Eşitlikçi değil. Bırakın tüm vatandaşlara eşit olmayı, AKP içinde bile eşitlikçi değil. Bakınız; Aile ve Sosyal Güvenlik Bakanı Fatma Betül Sayan Kaya. Kadrolaşma en doğal hakkımızdır diyen AKP’lilerden ‘devletin yürü ya kulum’ dediği bir aile Sayan ailesi. Yakın zamanda kız kardeşi Ayşe Sayan Kuveyt’e büyükelçi atandı. Bakanın diğer kardeşi Nazmiye Sümeyye Sayan, İstanbul Büyükşehir Belediyesi’nde Meclis üyesi. Bir başka kardeşi Ayşe Hilal Sayan Koytek ise Bilgi Teknolojileri Kurumu’nda (BTK) müsteşar yardımcılığı görevini yürütüyordu. İstifa etti. Bitmedi. Erkek kardeşi, Ömer Fatih Sayan ise hala BTK başkanlığı görevini yürütüyor. 9 milyon 399 bin 633 kayıtlı üyesi olduğu söylenen AKP’de hangi üyeye nasip olmuş Allah aşkına bu ayrıcalık. Eşitlik bu mu!? Partili olmayanın devlet hastanesine temizlikçi bile alınmadığını anlatmaya ne hacet!
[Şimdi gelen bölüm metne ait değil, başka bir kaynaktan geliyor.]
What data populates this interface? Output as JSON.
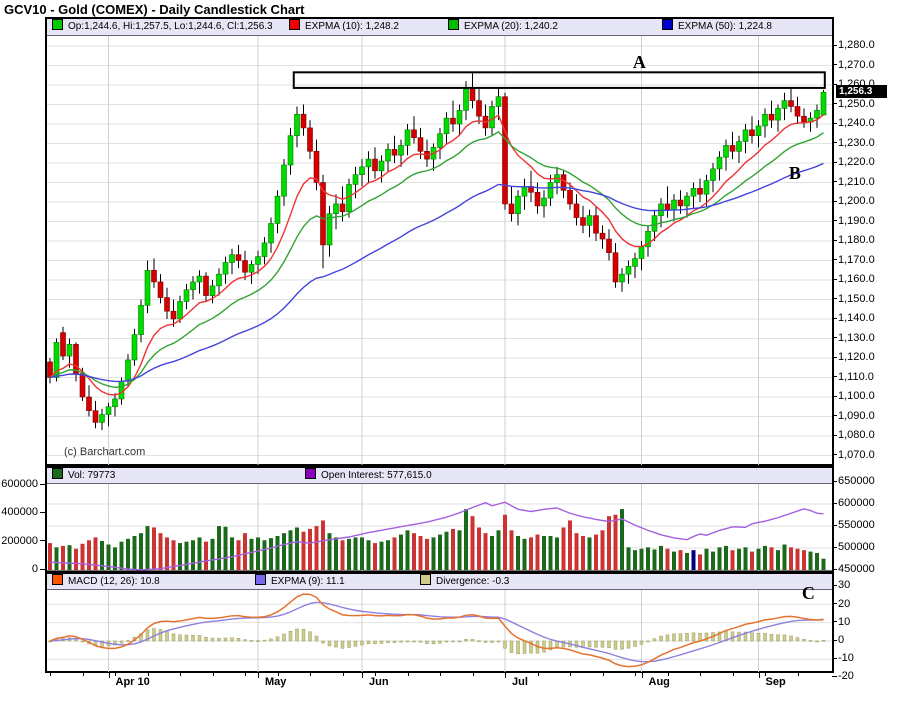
{
  "title": "GCV10 - Gold (COMEX) - Daily Candlestick Chart",
  "watermark": "(c) Barchart.com",
  "price_panel": {
    "legend": [
      {
        "color": "#00CC00",
        "label": "Op:1,244.6, Hi:1,257.5, Lo:1,244.6, Cl:1,256.3"
      },
      {
        "color": "#EE0000",
        "label": "EXPMA (10): 1,248.2"
      },
      {
        "color": "#00BB00",
        "label": "EXPMA (20): 1,240.2"
      },
      {
        "color": "#0000CC",
        "label": "EXPMA (50): 1,224.8"
      }
    ],
    "y_axis": {
      "min": 1070,
      "max": 1280,
      "step": 10,
      "current_value": 1256.3,
      "current_label": "1,256.3"
    }
  },
  "volume_panel": {
    "legend": [
      {
        "color": "#1B691B",
        "label": "Vol: 79773"
      },
      {
        "color": "#8800BB",
        "label": "Open Interest: 577,615.0"
      }
    ],
    "left_axis": [
      600000,
      400000,
      200000,
      0
    ],
    "right_axis": [
      650000,
      600000,
      550000,
      500000,
      450000
    ]
  },
  "macd_panel": {
    "legend": [
      {
        "color": "#FF5500",
        "label": "MACD (12, 26): 10.8"
      },
      {
        "color": "#7B68EE",
        "label": "EXPMA (9): 11.1"
      },
      {
        "color": "#CCCC88",
        "label": "Divergence: -0.3"
      }
    ],
    "right_axis": [
      30,
      20,
      10,
      0,
      -10,
      -20
    ]
  },
  "x_axis": {
    "months": [
      {
        "label": "Apr 10",
        "day": 9
      },
      {
        "label": "May",
        "day": 32
      },
      {
        "label": "Jun",
        "day": 48
      },
      {
        "label": "Jul",
        "day": 70
      },
      {
        "label": "Aug",
        "day": 91
      },
      {
        "label": "Sep",
        "day": 109
      }
    ]
  },
  "annotations": {
    "resistance_box": {
      "day_from": 37.5,
      "day_to": 119.2,
      "price_top": 1266.5,
      "price_bottom": 1258.5
    },
    "labels": [
      {
        "label": "A",
        "panel": "price",
        "day": 90.6,
        "price": 1271
      },
      {
        "label": "B",
        "panel": "price",
        "day": 114.6,
        "price": 1214
      },
      {
        "label": "C",
        "panel": "macd",
        "day": 116.6,
        "value": 25
      }
    ]
  },
  "colors": {
    "candle_up": "#00DC00",
    "candle_up_stroke": "#007700",
    "candle_down": "#D40000",
    "candle_down_stroke": "#7A0000",
    "wick": "#000000",
    "ema10": "#EE3333",
    "ema20": "#33A333",
    "ema50": "#4444DD",
    "vol_up": "#1B691B",
    "vol_down": "#CC3333",
    "open_interest": "#A560E0",
    "macd_line": "#E5732F",
    "signal_line": "#8F80E0",
    "div_fill": "#CDCD90",
    "div_stroke": "#99995C",
    "grid_h": "#E2E2E2",
    "grid_v": "#CFCFCF"
  },
  "chart_data": {
    "type": "candlestick",
    "title": "GCV10 - Gold (COMEX) - Daily Candlestick Chart",
    "days": 120,
    "price_axis": {
      "min": 1070,
      "max": 1280,
      "step": 10
    },
    "indicators": {
      "ema_periods": [
        10,
        20,
        50
      ],
      "macd_fast": 12,
      "macd_slow": 26,
      "macd_signal": 9
    },
    "candles": [
      [
        1118,
        1120,
        1107,
        1110
      ],
      [
        1110,
        1130,
        1108,
        1128
      ],
      [
        1133,
        1136,
        1119,
        1121
      ],
      [
        1121,
        1130,
        1115,
        1127
      ],
      [
        1127,
        1128,
        1108,
        1112
      ],
      [
        1112,
        1115,
        1098,
        1100
      ],
      [
        1100,
        1106,
        1090,
        1093
      ],
      [
        1093,
        1098,
        1084,
        1087
      ],
      [
        1087,
        1094,
        1083,
        1091
      ],
      [
        1091,
        1097,
        1085,
        1095
      ],
      [
        1095,
        1102,
        1090,
        1099
      ],
      [
        1099,
        1110,
        1096,
        1108
      ],
      [
        1108,
        1122,
        1105,
        1119
      ],
      [
        1119,
        1135,
        1116,
        1132
      ],
      [
        1132,
        1150,
        1128,
        1147
      ],
      [
        1147,
        1170,
        1143,
        1165
      ],
      [
        1165,
        1171,
        1156,
        1159
      ],
      [
        1159,
        1163,
        1148,
        1151
      ],
      [
        1151,
        1156,
        1140,
        1144
      ],
      [
        1144,
        1150,
        1136,
        1140
      ],
      [
        1140,
        1152,
        1138,
        1149
      ],
      [
        1149,
        1158,
        1145,
        1155
      ],
      [
        1155,
        1162,
        1150,
        1159
      ],
      [
        1159,
        1165,
        1153,
        1162
      ],
      [
        1162,
        1164,
        1149,
        1152
      ],
      [
        1152,
        1160,
        1148,
        1157
      ],
      [
        1157,
        1166,
        1152,
        1163
      ],
      [
        1163,
        1172,
        1158,
        1169
      ],
      [
        1169,
        1176,
        1163,
        1173
      ],
      [
        1173,
        1178,
        1166,
        1170
      ],
      [
        1170,
        1175,
        1160,
        1164
      ],
      [
        1164,
        1170,
        1158,
        1168
      ],
      [
        1168,
        1175,
        1163,
        1172
      ],
      [
        1172,
        1182,
        1168,
        1179
      ],
      [
        1179,
        1192,
        1174,
        1189
      ],
      [
        1189,
        1206,
        1184,
        1203
      ],
      [
        1203,
        1222,
        1198,
        1219
      ],
      [
        1219,
        1238,
        1214,
        1234
      ],
      [
        1234,
        1249,
        1228,
        1245
      ],
      [
        1245,
        1250,
        1234,
        1238
      ],
      [
        1238,
        1242,
        1222,
        1226
      ],
      [
        1226,
        1232,
        1206,
        1210
      ],
      [
        1210,
        1214,
        1166,
        1178
      ],
      [
        1178,
        1198,
        1172,
        1194
      ],
      [
        1194,
        1204,
        1186,
        1199
      ],
      [
        1199,
        1208,
        1190,
        1195
      ],
      [
        1195,
        1212,
        1192,
        1209
      ],
      [
        1209,
        1218,
        1202,
        1214
      ],
      [
        1214,
        1222,
        1208,
        1218
      ],
      [
        1218,
        1226,
        1210,
        1222
      ],
      [
        1222,
        1228,
        1212,
        1216
      ],
      [
        1216,
        1224,
        1210,
        1221
      ],
      [
        1221,
        1230,
        1215,
        1227
      ],
      [
        1227,
        1234,
        1220,
        1224
      ],
      [
        1224,
        1232,
        1218,
        1229
      ],
      [
        1229,
        1240,
        1224,
        1237
      ],
      [
        1237,
        1244,
        1230,
        1233
      ],
      [
        1233,
        1238,
        1222,
        1226
      ],
      [
        1226,
        1232,
        1218,
        1222
      ],
      [
        1222,
        1230,
        1216,
        1228
      ],
      [
        1228,
        1238,
        1222,
        1235
      ],
      [
        1235,
        1246,
        1230,
        1243
      ],
      [
        1243,
        1252,
        1236,
        1240
      ],
      [
        1240,
        1250,
        1234,
        1247
      ],
      [
        1247,
        1262,
        1242,
        1258
      ],
      [
        1258,
        1266,
        1248,
        1252
      ],
      [
        1252,
        1258,
        1240,
        1244
      ],
      [
        1244,
        1250,
        1234,
        1238
      ],
      [
        1238,
        1252,
        1234,
        1249
      ],
      [
        1249,
        1258,
        1242,
        1254
      ],
      [
        1254,
        1256,
        1196,
        1199
      ],
      [
        1199,
        1208,
        1190,
        1194
      ],
      [
        1194,
        1206,
        1188,
        1203
      ],
      [
        1203,
        1212,
        1196,
        1208
      ],
      [
        1208,
        1216,
        1200,
        1205
      ],
      [
        1205,
        1210,
        1194,
        1198
      ],
      [
        1198,
        1206,
        1192,
        1202
      ],
      [
        1202,
        1214,
        1198,
        1210
      ],
      [
        1210,
        1218,
        1204,
        1214
      ],
      [
        1214,
        1216,
        1202,
        1206
      ],
      [
        1206,
        1210,
        1196,
        1199
      ],
      [
        1199,
        1204,
        1188,
        1192
      ],
      [
        1192,
        1198,
        1184,
        1188
      ],
      [
        1188,
        1196,
        1182,
        1193
      ],
      [
        1193,
        1198,
        1180,
        1184
      ],
      [
        1184,
        1188,
        1176,
        1181
      ],
      [
        1181,
        1186,
        1170,
        1174
      ],
      [
        1174,
        1179,
        1156,
        1159
      ],
      [
        1159,
        1166,
        1154,
        1163
      ],
      [
        1163,
        1170,
        1158,
        1167
      ],
      [
        1167,
        1174,
        1161,
        1171
      ],
      [
        1171,
        1180,
        1165,
        1177
      ],
      [
        1177,
        1188,
        1172,
        1185
      ],
      [
        1185,
        1196,
        1180,
        1193
      ],
      [
        1193,
        1202,
        1187,
        1199
      ],
      [
        1199,
        1208,
        1192,
        1196
      ],
      [
        1196,
        1204,
        1190,
        1201
      ],
      [
        1201,
        1206,
        1194,
        1198
      ],
      [
        1198,
        1205,
        1192,
        1203
      ],
      [
        1203,
        1210,
        1197,
        1207
      ],
      [
        1207,
        1212,
        1200,
        1204
      ],
      [
        1204,
        1214,
        1198,
        1211
      ],
      [
        1211,
        1220,
        1205,
        1217
      ],
      [
        1217,
        1226,
        1211,
        1223
      ],
      [
        1223,
        1232,
        1216,
        1229
      ],
      [
        1229,
        1236,
        1222,
        1226
      ],
      [
        1226,
        1234,
        1220,
        1231
      ],
      [
        1231,
        1240,
        1225,
        1237
      ],
      [
        1237,
        1244,
        1230,
        1234
      ],
      [
        1234,
        1242,
        1228,
        1239
      ],
      [
        1239,
        1248,
        1233,
        1245
      ],
      [
        1245,
        1252,
        1238,
        1242
      ],
      [
        1242,
        1250,
        1236,
        1248
      ],
      [
        1248,
        1256,
        1242,
        1252
      ],
      [
        1252,
        1259,
        1246,
        1249
      ],
      [
        1249,
        1254,
        1240,
        1244
      ],
      [
        1244,
        1248,
        1238,
        1241
      ],
      [
        1241,
        1246,
        1236,
        1243
      ],
      [
        1243,
        1250,
        1238,
        1247
      ],
      [
        1244.6,
        1257.5,
        1244.6,
        1256.3
      ]
    ],
    "volumes": [
      190000,
      160000,
      170000,
      175000,
      150000,
      185000,
      210000,
      230000,
      205000,
      180000,
      160000,
      200000,
      220000,
      240000,
      260000,
      310000,
      300000,
      260000,
      230000,
      210000,
      190000,
      200000,
      210000,
      230000,
      200000,
      220000,
      310000,
      305000,
      230000,
      210000,
      260000,
      220000,
      230000,
      210000,
      225000,
      240000,
      260000,
      280000,
      300000,
      270000,
      290000,
      310000,
      350000,
      260000,
      230000,
      210000,
      220000,
      230000,
      230000,
      210000,
      190000,
      200000,
      210000,
      230000,
      250000,
      280000,
      260000,
      240000,
      220000,
      230000,
      250000,
      270000,
      290000,
      280000,
      430000,
      380000,
      300000,
      260000,
      240000,
      280000,
      390000,
      280000,
      240000,
      220000,
      230000,
      250000,
      240000,
      240000,
      230000,
      300000,
      350000,
      260000,
      240000,
      230000,
      250000,
      280000,
      380000,
      390000,
      430000,
      160000,
      140000,
      150000,
      160000,
      145000,
      170000,
      150000,
      130000,
      140000,
      120000,
      140000,
      110000,
      150000,
      130000,
      160000,
      170000,
      140000,
      150000,
      160000,
      130000,
      150000,
      170000,
      160000,
      140000,
      180000,
      160000,
      150000,
      140000,
      130000,
      120000,
      79773
    ],
    "volume_color_override": {
      "99": "#000080"
    },
    "open_interest_points": [
      [
        0,
        468000
      ],
      [
        5,
        464000
      ],
      [
        9,
        458000
      ],
      [
        12,
        452000
      ],
      [
        14,
        450000
      ],
      [
        17,
        453000
      ],
      [
        21,
        463000
      ],
      [
        25,
        473000
      ],
      [
        28,
        480000
      ],
      [
        31,
        490000
      ],
      [
        34,
        500000
      ],
      [
        36,
        508000
      ],
      [
        38,
        514000
      ],
      [
        40,
        511000
      ],
      [
        43,
        519000
      ],
      [
        46,
        525000
      ],
      [
        49,
        535000
      ],
      [
        52,
        543000
      ],
      [
        55,
        551000
      ],
      [
        58,
        559000
      ],
      [
        61,
        570000
      ],
      [
        63,
        580000
      ],
      [
        65,
        592000
      ],
      [
        67,
        603000
      ],
      [
        68,
        596000
      ],
      [
        70,
        604000
      ],
      [
        72,
        588000
      ],
      [
        74,
        583000
      ],
      [
        76,
        588000
      ],
      [
        78,
        591000
      ],
      [
        80,
        579000
      ],
      [
        82,
        571000
      ],
      [
        84,
        565000
      ],
      [
        86,
        560000
      ],
      [
        88,
        566000
      ],
      [
        90,
        552000
      ],
      [
        92,
        540000
      ],
      [
        94,
        530000
      ],
      [
        96,
        523000
      ],
      [
        98,
        519000
      ],
      [
        99,
        526000
      ],
      [
        100,
        532000
      ],
      [
        101,
        529000
      ],
      [
        103,
        540000
      ],
      [
        105,
        548000
      ],
      [
        107,
        547000
      ],
      [
        108,
        555000
      ],
      [
        110,
        561000
      ],
      [
        112,
        569000
      ],
      [
        114,
        579000
      ],
      [
        116,
        589000
      ],
      [
        117,
        585000
      ],
      [
        118,
        579000
      ],
      [
        119,
        577615
      ]
    ]
  }
}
ASIRLIK ÖLÇÜLERE HİÇ GİRMİYORUZ!

Yaşam biçimi tartışmalarına, eğitim, kadın-erkek, iş-aş eşitliğine zaten girmiyoruz. OECD raporlarına göre, gelir adaletsizliğinde Meksika ve Şili’nin ardından üçüncü en kötü ülke Türkiye. Dört kişilik bir ailenin geçim sınırı 4 bin 878 lira 38 kuruş. Net asgari ücret 1.404 lira 6 kuruş. Asgari ücretle çalışan sayısı 6.5 milyon. İşsiz sayısı 3.8 milyon. Resmi kayıtlara göre.  Yaklaşık 25 milyon insan sosyal yardıma bağımlı. Meclis başkanına 5 trilyonluk Mercedes alınıyor, Saray’ın örtülü ödeneği tavan yapmış diğer yanda. Altın varaklı kadehlerde ikram ediliyor şerbetler…
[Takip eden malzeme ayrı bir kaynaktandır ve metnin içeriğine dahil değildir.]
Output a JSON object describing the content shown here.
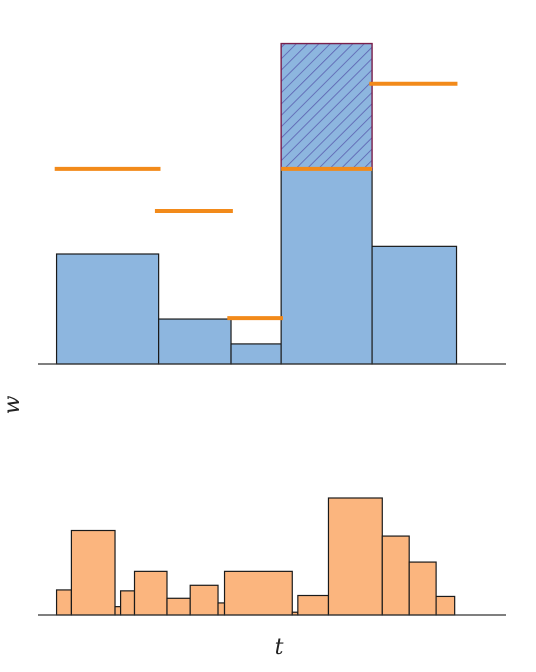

Ogan’ın tarif ettiği yeni devletin yeni uygulamaları ve neticeleri bunlar. Demokrasi, adalet, insan hakları, eşitlik, katılımcılık, gerçek ve bağımsız seçimler yoksa, bu nasıl bir devlet olabilir ki?  Eflatun’un (Platon) kitabını yazdığı ‘Devlet’ değil kesinlikle bu devlet. Hocası Sokrates’in en temel devlet değerlerini yazarken o bile şunları sıralıyordu:

“Devlet işleri, devlet içinde idare edenlerle idare edilenlerin yönetime katılmasıyla gerçekleşir Demokrasi, bir eğitim işidir. Eğitimsiz kitlelerle demokrasiye geçilirse oligarşi olur. Devam edilirse demagoglar türer. Demagoglardan da diktatörler çıkar. Demokrasi despotluğa dönüşür. Devlet işleri içten gelen bir sevgi, edep ve kâmil akıl ile yürütülmezse onun sonu çöküş ve yok oluştur.”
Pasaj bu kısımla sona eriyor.